The new plant will produce the company's photovoltaic panels and could generate up to 1,000 manufacturing and related jobs over the next five years, according to a news release put out in conjunction with Gov. Bill Richardson's announcement of the funding and the new plant.
The financing is the latest in a particularly busy investment year for New Mexico. Including private equity and venture capital transactions, at least $86 million has been invested in New Mexico companies and insiders say at least one more deal could form before 2006.
Advent's announcement represents the state's largest venture capital round of the year.

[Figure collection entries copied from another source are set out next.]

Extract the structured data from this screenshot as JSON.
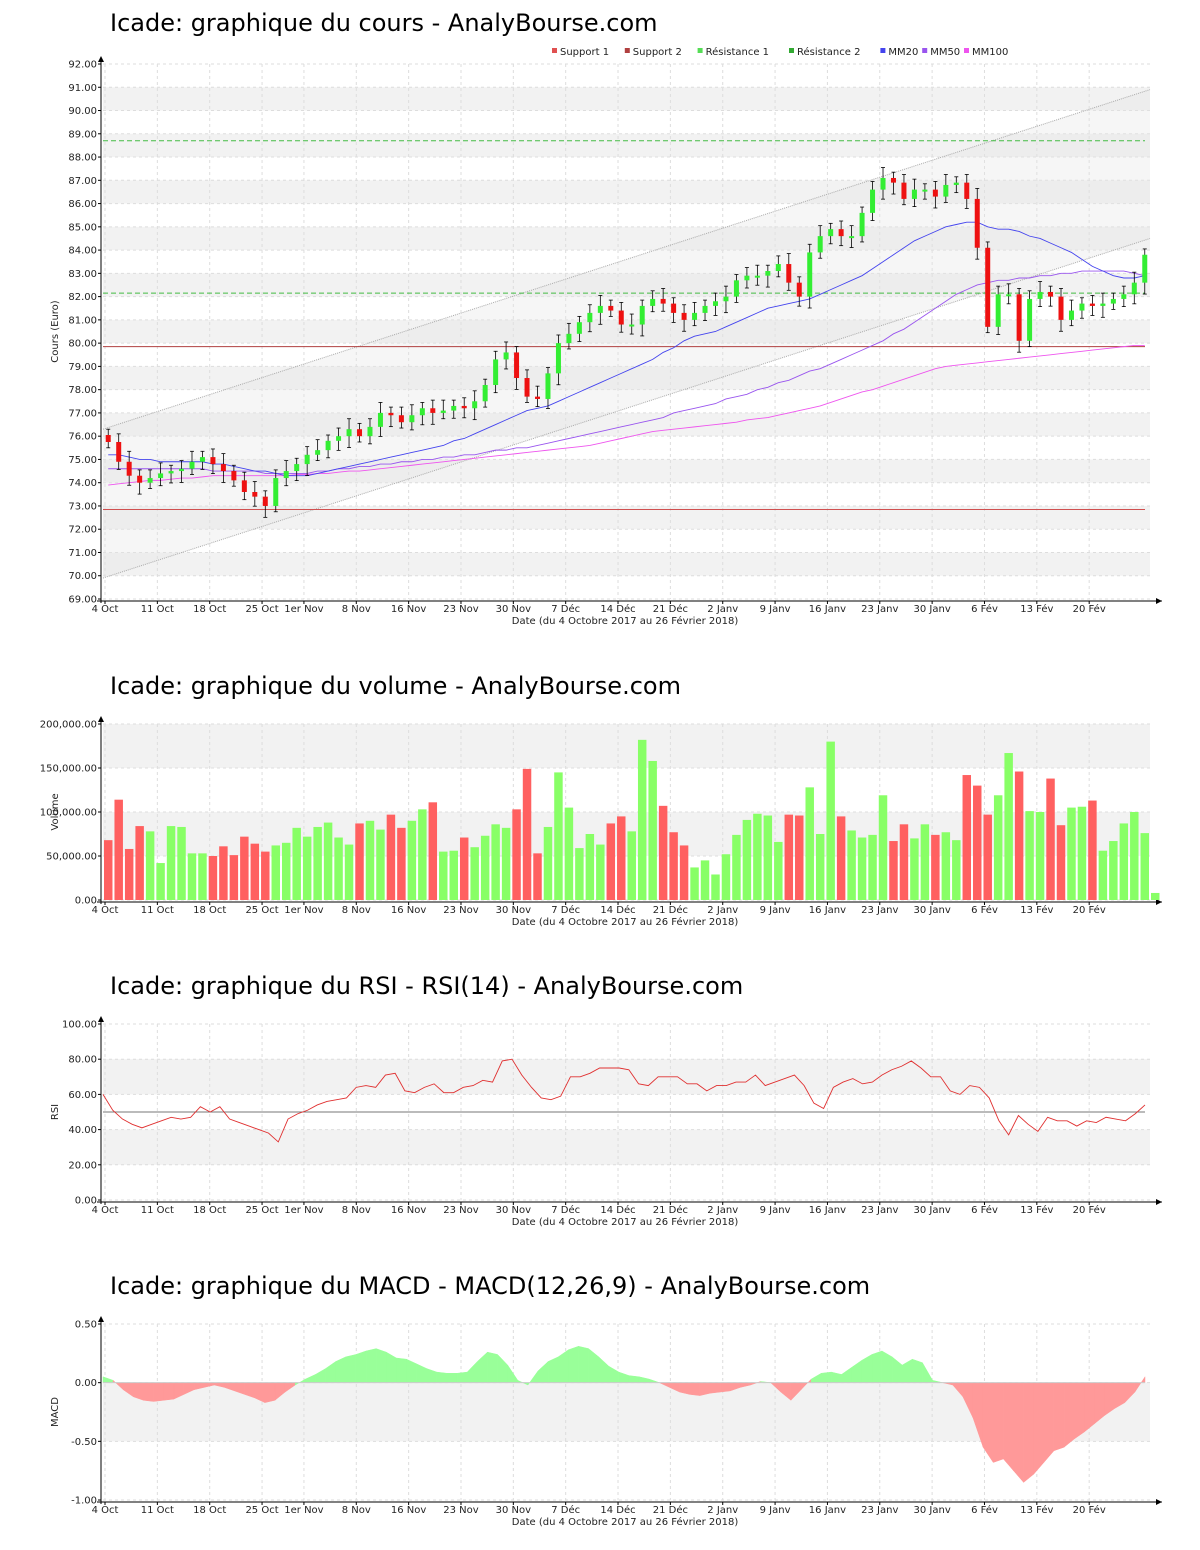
{
  "chart_data": [
    {
      "type": "candlestick",
      "title": "Icade: graphique du cours - AnalyBourse.com",
      "ylabel": "Cours (Euro)",
      "xlabel": "Date (du 4 Octobre 2017 au 26 Février 2018)",
      "ylim": [
        69,
        92
      ],
      "y_ticks": [
        "69.00",
        "70.00",
        "71.00",
        "72.00",
        "73.00",
        "74.00",
        "75.00",
        "76.00",
        "77.00",
        "78.00",
        "79.00",
        "80.00",
        "81.00",
        "82.00",
        "83.00",
        "84.00",
        "85.00",
        "86.00",
        "87.00",
        "88.00",
        "89.00",
        "90.00",
        "91.00",
        "92.00"
      ],
      "x_tick_labels": [
        "4 Oct",
        "11 Oct",
        "18 Oct",
        "25 Oct",
        "1er Nov",
        "8 Nov",
        "16 Nov",
        "23 Nov",
        "30 Nov",
        "7 Déc",
        "14 Déc",
        "21 Déc",
        "2 Janv",
        "9 Janv",
        "16 Janv",
        "23 Janv",
        "30 Janv",
        "6 Fév",
        "13 Fév",
        "20 Fév"
      ],
      "legend": [
        "Support 1",
        "Support 2",
        "Résistance 1",
        "Résistance 2",
        "MM20",
        "MM50",
        "MM100"
      ],
      "legend_colors": [
        "#e05050",
        "#b04040",
        "#55dd55",
        "#33aa33",
        "#4444ee",
        "#9955ee",
        "#ee55ee"
      ],
      "levels": {
        "support_1": 72.85,
        "support_2": 79.85,
        "resistance_1": 82.15,
        "resistance_2": 88.7
      },
      "channel": {
        "upper": [
          76.3,
          90.9
        ],
        "lower": [
          69.9,
          84.5
        ]
      },
      "close": [
        75.75,
        74.9,
        74.3,
        74.0,
        74.2,
        74.4,
        74.5,
        74.6,
        74.9,
        75.1,
        74.8,
        74.5,
        74.1,
        73.6,
        73.4,
        73.0,
        74.2,
        74.5,
        74.8,
        75.2,
        75.4,
        75.8,
        76.0,
        76.3,
        76.0,
        76.4,
        77.0,
        76.9,
        76.6,
        76.9,
        77.2,
        77.0,
        77.1,
        77.3,
        77.2,
        77.5,
        78.2,
        79.3,
        79.6,
        78.5,
        77.7,
        77.6,
        78.7,
        80.0,
        80.4,
        80.9,
        81.3,
        81.6,
        81.4,
        80.8,
        80.8,
        81.6,
        81.9,
        81.7,
        81.3,
        81.0,
        81.3,
        81.6,
        81.8,
        82.0,
        82.7,
        82.9,
        82.9,
        83.1,
        83.4,
        82.6,
        82.0,
        83.9,
        84.6,
        84.9,
        84.6,
        84.6,
        85.6,
        86.6,
        87.1,
        86.9,
        86.2,
        86.6,
        86.6,
        86.3,
        86.8,
        86.9,
        86.2,
        84.1,
        80.7,
        82.1,
        82.1,
        80.1,
        81.9,
        82.2,
        82.0,
        81.0,
        81.4,
        81.7,
        81.6,
        81.7,
        81.9,
        82.1,
        82.6,
        83.8
      ],
      "mm20": [
        75.2,
        75.2,
        75.1,
        75.0,
        75.0,
        74.9,
        74.9,
        74.9,
        74.9,
        74.9,
        74.8,
        74.8,
        74.7,
        74.6,
        74.5,
        74.5,
        74.4,
        74.3,
        74.3,
        74.3,
        74.4,
        74.5,
        74.6,
        74.7,
        74.8,
        74.9,
        75.0,
        75.1,
        75.2,
        75.3,
        75.4,
        75.5,
        75.6,
        75.8,
        75.9,
        76.1,
        76.3,
        76.5,
        76.7,
        76.9,
        77.1,
        77.2,
        77.3,
        77.5,
        77.7,
        77.9,
        78.1,
        78.3,
        78.5,
        78.7,
        78.9,
        79.1,
        79.3,
        79.6,
        79.8,
        80.1,
        80.3,
        80.4,
        80.5,
        80.7,
        80.9,
        81.1,
        81.3,
        81.5,
        81.6,
        81.7,
        81.8,
        81.9,
        82.1,
        82.3,
        82.5,
        82.7,
        82.9,
        83.2,
        83.5,
        83.8,
        84.1,
        84.4,
        84.6,
        84.8,
        85.0,
        85.1,
        85.2,
        85.2,
        85.0,
        84.9,
        84.9,
        84.8,
        84.6,
        84.5,
        84.3,
        84.1,
        83.9,
        83.6,
        83.3,
        83.1,
        82.9,
        82.8,
        82.8,
        82.9
      ],
      "mm50": [
        74.6,
        74.6,
        74.6,
        74.6,
        74.6,
        74.6,
        74.6,
        74.6,
        74.6,
        74.6,
        74.5,
        74.5,
        74.5,
        74.5,
        74.5,
        74.4,
        74.4,
        74.4,
        74.4,
        74.4,
        74.5,
        74.5,
        74.6,
        74.6,
        74.7,
        74.7,
        74.8,
        74.8,
        74.9,
        74.9,
        75.0,
        75.0,
        75.1,
        75.1,
        75.2,
        75.2,
        75.3,
        75.4,
        75.4,
        75.5,
        75.5,
        75.6,
        75.7,
        75.8,
        75.9,
        76.0,
        76.1,
        76.2,
        76.3,
        76.4,
        76.5,
        76.6,
        76.7,
        76.8,
        77.0,
        77.1,
        77.2,
        77.3,
        77.4,
        77.6,
        77.7,
        77.8,
        78.0,
        78.1,
        78.3,
        78.4,
        78.6,
        78.8,
        78.9,
        79.1,
        79.3,
        79.5,
        79.7,
        79.9,
        80.1,
        80.4,
        80.6,
        80.9,
        81.2,
        81.5,
        81.8,
        82.1,
        82.3,
        82.5,
        82.6,
        82.7,
        82.7,
        82.8,
        82.8,
        82.9,
        82.9,
        83.0,
        83.0,
        83.1,
        83.1,
        83.1,
        83.1,
        83.1,
        83.0,
        82.9
      ],
      "mm100": [
        73.9,
        73.95,
        74.0,
        74.05,
        74.1,
        74.1,
        74.15,
        74.2,
        74.2,
        74.25,
        74.3,
        74.3,
        74.3,
        74.3,
        74.3,
        74.3,
        74.3,
        74.3,
        74.35,
        74.35,
        74.4,
        74.4,
        74.45,
        74.5,
        74.5,
        74.55,
        74.6,
        74.65,
        74.7,
        74.75,
        74.8,
        74.85,
        74.9,
        74.95,
        75.0,
        75.05,
        75.1,
        75.15,
        75.2,
        75.25,
        75.3,
        75.35,
        75.4,
        75.45,
        75.5,
        75.55,
        75.6,
        75.7,
        75.8,
        75.9,
        76.0,
        76.1,
        76.2,
        76.25,
        76.3,
        76.35,
        76.4,
        76.45,
        76.5,
        76.55,
        76.6,
        76.7,
        76.75,
        76.8,
        76.9,
        77.0,
        77.1,
        77.2,
        77.3,
        77.45,
        77.6,
        77.75,
        77.9,
        78.0,
        78.15,
        78.3,
        78.45,
        78.6,
        78.75,
        78.9,
        79.0,
        79.05,
        79.1,
        79.15,
        79.2,
        79.25,
        79.3,
        79.35,
        79.4,
        79.45,
        79.5,
        79.55,
        79.6,
        79.65,
        79.7,
        79.75,
        79.8,
        79.85,
        79.9,
        79.9
      ]
    },
    {
      "type": "bar",
      "title": "Icade: graphique du volume - AnalyBourse.com",
      "ylabel": "Volume",
      "xlabel": "Date (du 4 Octobre 2017 au 26 Février 2018)",
      "ylim": [
        0,
        200000
      ],
      "y_ticks": [
        "0.00",
        "50,000.00",
        "100,000.00",
        "150,000.00",
        "200,000.00"
      ],
      "x_tick_labels": [
        "4 Oct",
        "11 Oct",
        "18 Oct",
        "25 Oct",
        "1er Nov",
        "8 Nov",
        "16 Nov",
        "23 Nov",
        "30 Nov",
        "7 Déc",
        "14 Déc",
        "21 Déc",
        "2 Janv",
        "9 Janv",
        "16 Janv",
        "23 Janv",
        "30 Janv",
        "6 Fév",
        "13 Fév",
        "20 Fév"
      ],
      "up_color": "#88ff66",
      "down_color": "#ff6060",
      "values": [
        68000,
        114000,
        58000,
        84000,
        78000,
        42000,
        84000,
        83000,
        53000,
        53000,
        50000,
        61000,
        51000,
        72000,
        64000,
        55000,
        62000,
        65000,
        82000,
        72000,
        83000,
        88000,
        71000,
        63000,
        87000,
        90000,
        80000,
        97000,
        82000,
        90000,
        103000,
        111000,
        55000,
        56000,
        71000,
        60000,
        73000,
        86000,
        82000,
        103000,
        149000,
        53000,
        83000,
        145000,
        105000,
        59000,
        75000,
        63000,
        87000,
        95000,
        78000,
        182000,
        158000,
        107000,
        77000,
        62000,
        37000,
        45000,
        29000,
        52000,
        74000,
        91000,
        98000,
        96000,
        66000,
        97000,
        96000,
        128000,
        75000,
        180000,
        95000,
        79000,
        71000,
        74000,
        119000,
        67000,
        86000,
        70000,
        86000,
        74000,
        77000,
        68000,
        142000,
        130000,
        97000,
        119000,
        167000,
        146000,
        101000,
        100000,
        138000,
        85000,
        105000,
        106000,
        113000,
        56000,
        67000,
        87000,
        100000,
        76000,
        8000
      ]
    },
    {
      "type": "line",
      "title": "Icade: graphique du RSI - RSI(14) - AnalyBourse.com",
      "ylabel": "RSI",
      "xlabel": "Date (du 4 Octobre 2017 au 26 Février 2018)",
      "ylim": [
        0,
        100
      ],
      "y_ticks": [
        "0.00",
        "20.00",
        "40.00",
        "60.00",
        "80.00",
        "100.00"
      ],
      "reference_line": 50,
      "x_tick_labels": [
        "4 Oct",
        "11 Oct",
        "18 Oct",
        "25 Oct",
        "1er Nov",
        "8 Nov",
        "16 Nov",
        "23 Nov",
        "30 Nov",
        "7 Déc",
        "14 Déc",
        "21 Déc",
        "2 Janv",
        "9 Janv",
        "16 Janv",
        "23 Janv",
        "30 Janv",
        "6 Fév",
        "13 Fév",
        "20 Fév"
      ],
      "values": [
        60,
        51,
        46,
        43,
        41,
        43,
        45,
        47,
        46,
        47,
        53,
        50,
        53,
        46,
        44,
        42,
        40,
        38,
        33,
        46,
        49,
        51,
        54,
        56,
        57,
        58,
        64,
        65,
        64,
        71,
        72,
        62,
        61,
        64,
        66,
        61,
        61,
        64,
        65,
        68,
        67,
        79,
        80,
        71,
        64,
        58,
        57,
        59,
        70,
        70,
        72,
        75,
        75,
        75,
        74,
        66,
        65,
        70,
        70,
        70,
        66,
        66,
        62,
        65,
        65,
        67,
        67,
        71,
        65,
        67,
        69,
        71,
        65,
        55,
        52,
        64,
        67,
        69,
        66,
        67,
        71,
        74,
        76,
        79,
        75,
        70,
        70,
        62,
        60,
        65,
        64,
        58,
        45,
        37,
        48,
        43,
        39,
        47,
        45,
        45,
        42,
        45,
        44,
        47,
        46,
        45,
        49,
        54
      ]
    },
    {
      "type": "area",
      "title": "Icade: graphique du MACD - MACD(12,26,9) - AnalyBourse.com",
      "ylabel": "MACD",
      "xlabel": "Date (du 4 Octobre 2017 au 26 Février 2018)",
      "ylim": [
        -1.0,
        0.5
      ],
      "y_ticks": [
        "-1.00",
        "-0.50",
        "0.00",
        "0.50"
      ],
      "positive_color": "#99ff99",
      "negative_color": "#ff9999",
      "x_tick_labels": [
        "4 Oct",
        "11 Oct",
        "18 Oct",
        "25 Oct",
        "1er Nov",
        "8 Nov",
        "16 Nov",
        "23 Nov",
        "30 Nov",
        "7 Déc",
        "14 Déc",
        "21 Déc",
        "2 Janv",
        "9 Janv",
        "16 Janv",
        "23 Janv",
        "30 Janv",
        "6 Fév",
        "13 Fév",
        "20 Fév"
      ],
      "values": [
        0.05,
        0.02,
        -0.06,
        -0.12,
        -0.15,
        -0.16,
        -0.15,
        -0.14,
        -0.1,
        -0.06,
        -0.04,
        -0.02,
        -0.04,
        -0.07,
        -0.1,
        -0.13,
        -0.17,
        -0.15,
        -0.08,
        -0.02,
        0.03,
        0.07,
        0.12,
        0.18,
        0.22,
        0.24,
        0.27,
        0.29,
        0.26,
        0.21,
        0.2,
        0.16,
        0.12,
        0.09,
        0.08,
        0.08,
        0.09,
        0.18,
        0.26,
        0.24,
        0.15,
        0.02,
        -0.02,
        0.1,
        0.18,
        0.22,
        0.28,
        0.31,
        0.29,
        0.22,
        0.14,
        0.09,
        0.06,
        0.05,
        0.03,
        0.0,
        -0.04,
        -0.08,
        -0.1,
        -0.11,
        -0.09,
        -0.08,
        -0.07,
        -0.04,
        -0.02,
        0.01,
        0.0,
        -0.08,
        -0.15,
        -0.06,
        0.03,
        0.08,
        0.09,
        0.07,
        0.13,
        0.19,
        0.24,
        0.27,
        0.22,
        0.15,
        0.2,
        0.17,
        0.02,
        0.0,
        -0.02,
        -0.12,
        -0.3,
        -0.55,
        -0.68,
        -0.65,
        -0.75,
        -0.85,
        -0.78,
        -0.68,
        -0.58,
        -0.55,
        -0.48,
        -0.42,
        -0.35,
        -0.28,
        -0.22,
        -0.17,
        -0.08,
        0.05
      ]
    }
  ]
}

Leading the round was Battery Ventures, which has offices in California and Massachusetts. Other investors include EnerTech Capital Partners of Pennsylvania, @Ventures of Massachusetts, Seattle-based Angels with Attitude, California-based Firelake Capital and the New Mexico Co-Investment Partners, the state's own $46 million direct investment venture fund.

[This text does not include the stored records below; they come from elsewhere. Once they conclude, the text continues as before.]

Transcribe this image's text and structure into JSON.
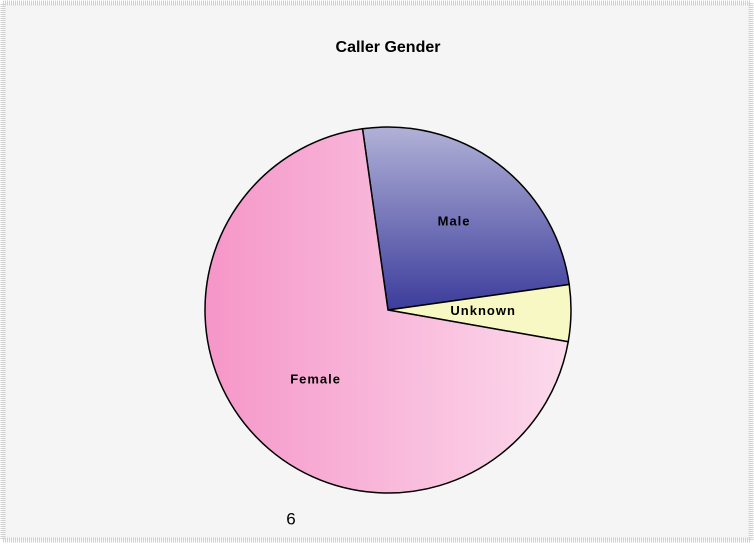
{
  "chart_data": {
    "type": "pie",
    "title": "Caller Gender",
    "categories": [
      "Male",
      "Unknown",
      "Female"
    ],
    "values": [
      25,
      5,
      70
    ],
    "colors": [
      "#3c3c9c",
      "#f8f8c4",
      "#f596c8"
    ]
  },
  "page_label": "6"
}
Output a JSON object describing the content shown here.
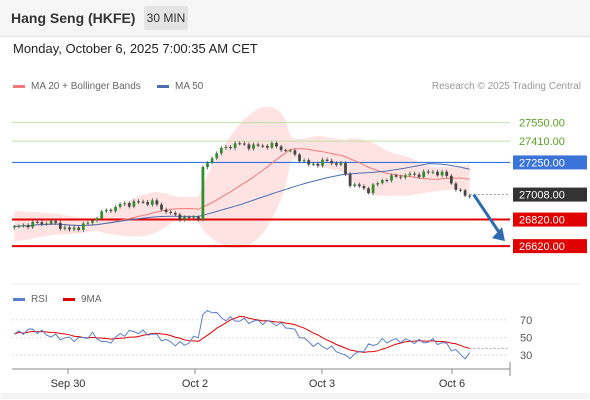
{
  "header": {
    "title": "Hang Seng (HKFE)",
    "timeframe": "30 MIN",
    "datetime": "Monday, October 6, 2025 7:00:35 AM CET"
  },
  "credit": "Research © 2025 Trading Central",
  "colors": {
    "price": "#444444",
    "ma20": "#f07878",
    "bands": "#ffd9d9",
    "ma50": "#4a6fb3",
    "resistance": "#bfe0a8",
    "pivot": "#3a74d8",
    "support": "#e00000",
    "rsi": "#5b7fcf",
    "rsi_ma": "#e00000",
    "current": "#333333",
    "arrow": "#2f6bb3"
  },
  "chart_data": [
    {
      "type": "line",
      "subtype": "candlestick price chart with Bollinger Bands",
      "legend": [
        {
          "key": "ma20",
          "label": "MA 20 + Bollinger Bands"
        },
        {
          "key": "ma50",
          "label": "MA 50"
        }
      ],
      "x_ticks": [
        "Sep 30",
        "Oct 2",
        "Oct 3",
        "Oct 6"
      ],
      "ylim": [
        26350,
        27750
      ],
      "levels": [
        {
          "label": "27550.00",
          "value": 27550,
          "kind": "resistance"
        },
        {
          "label": "27410.00",
          "value": 27410,
          "kind": "resistance"
        },
        {
          "label": "27250.00",
          "value": 27250,
          "kind": "pivot"
        },
        {
          "label": "27008.00",
          "value": 27008,
          "kind": "current"
        },
        {
          "label": "26820.00",
          "value": 26820,
          "kind": "support"
        },
        {
          "label": "26620.00",
          "value": 26620,
          "kind": "support"
        }
      ],
      "bars": 100,
      "anchors": [
        [
          0,
          26760
        ],
        [
          4,
          26790
        ],
        [
          8,
          26800
        ],
        [
          12,
          26740
        ],
        [
          16,
          26790
        ],
        [
          19,
          26870
        ],
        [
          23,
          26930
        ],
        [
          27,
          26950
        ],
        [
          30,
          26950
        ],
        [
          34,
          26860
        ],
        [
          37,
          26830
        ],
        [
          40,
          26840
        ],
        [
          41,
          27200
        ],
        [
          44,
          27330
        ],
        [
          48,
          27390
        ],
        [
          52,
          27370
        ],
        [
          56,
          27380
        ],
        [
          60,
          27330
        ],
        [
          64,
          27230
        ],
        [
          68,
          27260
        ],
        [
          71,
          27230
        ],
        [
          73,
          27090
        ],
        [
          77,
          27040
        ],
        [
          80,
          27120
        ],
        [
          84,
          27150
        ],
        [
          88,
          27160
        ],
        [
          91,
          27180
        ],
        [
          94,
          27150
        ],
        [
          96,
          27050
        ],
        [
          98,
          27000
        ],
        [
          99,
          27010
        ]
      ],
      "projection": {
        "from": 27008,
        "to": 26620
      }
    },
    {
      "type": "line",
      "subtype": "RSI",
      "legend": [
        {
          "key": "rsi",
          "label": "RSI"
        },
        {
          "key": "rsi_ma",
          "label": "9MA"
        }
      ],
      "ylim": [
        20,
        80
      ],
      "y_ticks": [
        70,
        50,
        30
      ],
      "anchors": [
        [
          0,
          54
        ],
        [
          4,
          59
        ],
        [
          8,
          52
        ],
        [
          11,
          49
        ],
        [
          14,
          48
        ],
        [
          17,
          53
        ],
        [
          20,
          43
        ],
        [
          23,
          53
        ],
        [
          26,
          57
        ],
        [
          30,
          54
        ],
        [
          34,
          44
        ],
        [
          37,
          42
        ],
        [
          40,
          52
        ],
        [
          41,
          76
        ],
        [
          43,
          81
        ],
        [
          45,
          72
        ],
        [
          48,
          70
        ],
        [
          52,
          68
        ],
        [
          56,
          67
        ],
        [
          60,
          61
        ],
        [
          64,
          44
        ],
        [
          67,
          40
        ],
        [
          70,
          36
        ],
        [
          72,
          28
        ],
        [
          74,
          30
        ],
        [
          77,
          40
        ],
        [
          80,
          46
        ],
        [
          84,
          47
        ],
        [
          88,
          45
        ],
        [
          91,
          46
        ],
        [
          94,
          42
        ],
        [
          96,
          34
        ],
        [
          98,
          28
        ],
        [
          99,
          30
        ]
      ]
    }
  ]
}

Battery Ventures and Firelake are both first-time investors in Advent, which is developing an efficient photovoltaic panel, primarily for residential installations. Advent calls its technology "advanced" because its design and manufacturing methods make the panels more efficient and less expensive to produce than conventional photovoltaics. The technology was first developed at Sandia National Laboratories in Albuquerque.

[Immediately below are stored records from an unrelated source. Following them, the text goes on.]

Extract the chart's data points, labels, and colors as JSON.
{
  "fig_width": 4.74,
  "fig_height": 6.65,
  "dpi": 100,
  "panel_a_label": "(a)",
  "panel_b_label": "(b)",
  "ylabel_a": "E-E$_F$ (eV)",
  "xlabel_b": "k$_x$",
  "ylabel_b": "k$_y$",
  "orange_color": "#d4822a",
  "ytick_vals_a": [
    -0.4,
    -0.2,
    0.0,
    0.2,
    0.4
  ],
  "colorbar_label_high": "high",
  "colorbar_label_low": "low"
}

The $30 million round is Advent's third formal fundraising round, commonly known as a Series C round. Late last year, the company closed its second round, totaling $8 million, aiding its move into its existing pilot production facility at the University of New Mexico Science and Technology Park in Southeast Albuquerque.
Advent Solar was founded in 2002 by CEO Rusty Schmit and former Sandia employee James Gee. Gee is Advent's chief technology officer. The company will start shipping its panels by the end of this year and is scheduled to be ramped up to full production at its new facility by 2007.
Construction on the 100,000-square-foot plant will start in December and is scheduled to be completed in June of 2006, according to a news release.
The new plant is the first tenant to commit to moving into Mesa del Sol, a master-planned area composed of seven villages, and commercial and industrial sites just south of Albuquerque's Kirtland Air force Base. Mesa del Sol being planned by Forest City Covington NM LLC, a joint venture between Forest City Enterprises (NYSE: FCEA), an 80-year-old, $7.2 billion real estate company based in Cleveland and Covington Capital, a major residential and industrial developer in the Southwest. Forest City developed the master-planned community on the site of the former Stapleton airport in Denver.
This year's third quarter was the first in 19 quarters in New Mexico where manufacturing job growth hit positive territory. Economists have predicted healthy growth in that state sector over the next two years.
Advent's news is just the latest in a series of announcements about manufacturing expansions planned in New Mexico. A few of the companies that plan to open or expand such facilities in the Land of Enchantment between now and 2007 include Rio Rancho's Intel Corp. (NASDAQ: INTC), Albuquerque's Tempur-Pedic International Inc. and Millenium Transit in Roswell. Additionally, if personal jet manufacturer Eclipse Aviation obtains Federal Aviation Administration approval for its 6-seat airplane next year, that company anticipates adding hundreds more manufacturing jobs to the Albuquerque economy.